Dividendenpolitik geändert

An dem geplanten Gewinnwachstum sollen Aktionäre stärker partizipieren, weshalb der Vorstandschef die Dividendenpolitik geändert hat. Schon für 2021 sollen 50 Prozent des Gewinns ausgeschüttet werden, nun allerdings bereinigt um Sondereffekte. Zudem wird die Dividende um jeweils mindestens fünf Prozent gegenüber dem Vorjahr erhöht. Außerdem plant der Konzern, das überschüssige Kapital an die Anteilseigner zurückzugeben, beispielsweise über Aktienrückkäufe.

Die Allianz will in den nächsten drei Jahren nach Abzug der Dividende und Wachstumsinvestitionen insgesamt zwölf Milliarden Euro an Überschusskapital generieren. Die Dividendenpolitik steht unter der Bedingung, dass die Solvency-II-Kapitalquote, die die Kapitalstärke eines Versicherers abbildet, bei mehr als 150 Prozent liegt. Zum Ende des dritten Quartals waren es 207 Prozent, wobei die Allianz mehr als 180 Prozent anstrebt. Zwischen 2019 und 2021 hatte der Konzern insgesamt zwölf Milliarden Euro für Dividenden und drei Milliarden für Aktienrückkäufe ausgegeben.
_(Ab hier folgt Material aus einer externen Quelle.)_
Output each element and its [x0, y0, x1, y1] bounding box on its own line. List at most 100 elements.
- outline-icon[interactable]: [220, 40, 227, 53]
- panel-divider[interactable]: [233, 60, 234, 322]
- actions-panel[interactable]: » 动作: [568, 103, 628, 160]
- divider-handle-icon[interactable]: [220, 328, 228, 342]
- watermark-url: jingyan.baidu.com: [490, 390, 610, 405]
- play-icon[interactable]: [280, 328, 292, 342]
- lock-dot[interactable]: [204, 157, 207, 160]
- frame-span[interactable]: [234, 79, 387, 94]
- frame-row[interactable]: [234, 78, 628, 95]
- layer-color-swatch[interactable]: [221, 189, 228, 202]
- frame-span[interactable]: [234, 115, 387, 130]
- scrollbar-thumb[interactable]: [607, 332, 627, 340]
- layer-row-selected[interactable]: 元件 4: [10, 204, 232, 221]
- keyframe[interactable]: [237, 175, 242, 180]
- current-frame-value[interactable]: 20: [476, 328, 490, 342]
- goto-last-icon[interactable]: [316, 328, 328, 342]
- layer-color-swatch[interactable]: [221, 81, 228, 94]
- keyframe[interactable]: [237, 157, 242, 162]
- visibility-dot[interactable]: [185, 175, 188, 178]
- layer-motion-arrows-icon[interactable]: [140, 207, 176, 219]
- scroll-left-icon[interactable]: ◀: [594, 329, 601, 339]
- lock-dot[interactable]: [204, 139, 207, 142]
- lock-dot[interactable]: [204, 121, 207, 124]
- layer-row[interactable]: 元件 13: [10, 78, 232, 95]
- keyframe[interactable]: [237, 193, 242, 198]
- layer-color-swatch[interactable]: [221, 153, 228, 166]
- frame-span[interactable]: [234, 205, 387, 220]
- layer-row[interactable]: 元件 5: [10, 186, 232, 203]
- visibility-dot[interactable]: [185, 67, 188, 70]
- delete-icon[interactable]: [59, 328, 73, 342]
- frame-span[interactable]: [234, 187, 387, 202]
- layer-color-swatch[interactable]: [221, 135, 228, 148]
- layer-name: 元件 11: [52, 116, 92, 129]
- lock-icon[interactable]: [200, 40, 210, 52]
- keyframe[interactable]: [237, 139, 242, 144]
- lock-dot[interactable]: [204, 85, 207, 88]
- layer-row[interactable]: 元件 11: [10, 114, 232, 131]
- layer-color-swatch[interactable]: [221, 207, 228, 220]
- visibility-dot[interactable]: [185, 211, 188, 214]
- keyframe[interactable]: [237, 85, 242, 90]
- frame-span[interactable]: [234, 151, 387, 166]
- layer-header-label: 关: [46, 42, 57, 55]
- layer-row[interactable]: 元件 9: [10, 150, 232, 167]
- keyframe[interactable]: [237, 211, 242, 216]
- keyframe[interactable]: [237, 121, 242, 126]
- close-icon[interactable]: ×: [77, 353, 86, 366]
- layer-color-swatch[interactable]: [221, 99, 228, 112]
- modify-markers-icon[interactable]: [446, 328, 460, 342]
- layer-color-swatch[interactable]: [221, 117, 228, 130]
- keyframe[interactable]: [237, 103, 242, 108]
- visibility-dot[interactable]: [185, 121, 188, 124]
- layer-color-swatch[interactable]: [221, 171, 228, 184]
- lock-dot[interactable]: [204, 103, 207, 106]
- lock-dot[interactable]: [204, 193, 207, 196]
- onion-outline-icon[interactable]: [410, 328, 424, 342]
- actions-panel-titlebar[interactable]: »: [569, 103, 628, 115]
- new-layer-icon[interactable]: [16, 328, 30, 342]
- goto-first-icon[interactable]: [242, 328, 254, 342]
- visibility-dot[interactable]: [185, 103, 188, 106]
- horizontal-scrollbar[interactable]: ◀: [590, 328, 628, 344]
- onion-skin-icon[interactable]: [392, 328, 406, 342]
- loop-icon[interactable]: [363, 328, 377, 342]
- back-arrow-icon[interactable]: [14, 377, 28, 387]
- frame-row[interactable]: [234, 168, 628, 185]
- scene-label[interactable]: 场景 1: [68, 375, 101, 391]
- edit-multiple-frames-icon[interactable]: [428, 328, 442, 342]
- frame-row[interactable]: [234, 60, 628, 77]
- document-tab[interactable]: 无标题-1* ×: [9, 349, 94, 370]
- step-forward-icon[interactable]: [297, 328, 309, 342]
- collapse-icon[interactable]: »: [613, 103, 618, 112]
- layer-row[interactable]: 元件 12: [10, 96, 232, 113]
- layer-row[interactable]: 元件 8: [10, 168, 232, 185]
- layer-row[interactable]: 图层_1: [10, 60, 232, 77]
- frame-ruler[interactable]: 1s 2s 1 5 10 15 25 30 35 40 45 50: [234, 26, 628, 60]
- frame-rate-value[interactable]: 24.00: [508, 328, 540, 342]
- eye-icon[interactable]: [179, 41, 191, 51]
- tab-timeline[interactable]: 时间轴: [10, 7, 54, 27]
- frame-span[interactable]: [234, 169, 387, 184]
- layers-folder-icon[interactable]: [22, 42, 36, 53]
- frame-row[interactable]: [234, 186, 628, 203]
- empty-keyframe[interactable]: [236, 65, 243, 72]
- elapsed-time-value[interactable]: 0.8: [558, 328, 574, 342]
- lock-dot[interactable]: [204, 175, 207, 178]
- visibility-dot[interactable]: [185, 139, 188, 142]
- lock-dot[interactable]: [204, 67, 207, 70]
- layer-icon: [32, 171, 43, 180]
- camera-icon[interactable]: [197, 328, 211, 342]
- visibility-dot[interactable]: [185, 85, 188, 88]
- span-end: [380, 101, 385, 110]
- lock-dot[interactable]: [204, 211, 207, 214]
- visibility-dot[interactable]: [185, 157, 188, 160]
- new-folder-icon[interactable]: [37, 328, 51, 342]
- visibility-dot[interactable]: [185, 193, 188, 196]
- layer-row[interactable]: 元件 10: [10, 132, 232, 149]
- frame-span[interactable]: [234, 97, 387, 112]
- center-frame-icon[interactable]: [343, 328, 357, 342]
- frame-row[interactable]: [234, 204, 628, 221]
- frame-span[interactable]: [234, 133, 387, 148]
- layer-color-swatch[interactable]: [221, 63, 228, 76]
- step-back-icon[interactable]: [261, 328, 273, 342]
Um das Kapital effizienter zu verwalten, hat der US-Lebensversicherer Allianz Life zuletzt eine Rückversicherungsvereinbarung über ein 35 Milliarden Dollar schweres Portfolio mit Unternehmen der US-Investmentfirma Sixth Street abgeschlossen. Durch den Deal werden 3,6 Milliarden Euro an Kapital freigesetzt. Zudem wird sich die Eigenkapitalrendite von Allianz Life um sechs Prozentpunkte auf 18 Prozent verbessern. Außerdem steigt die Solvency-II-Quote der Mutter um neun Prozentpunkte auf 216 Prozent, was wiederum mehr Spielraum eröffnet, etwa für Aktienrückkäufe. Mit einem KGV von neun ist die Aktie günstig. Bei den kleinsten positiven Nachrichten, was die US-Klagen angeht, sollte das Papier kräftig nach oben drehen.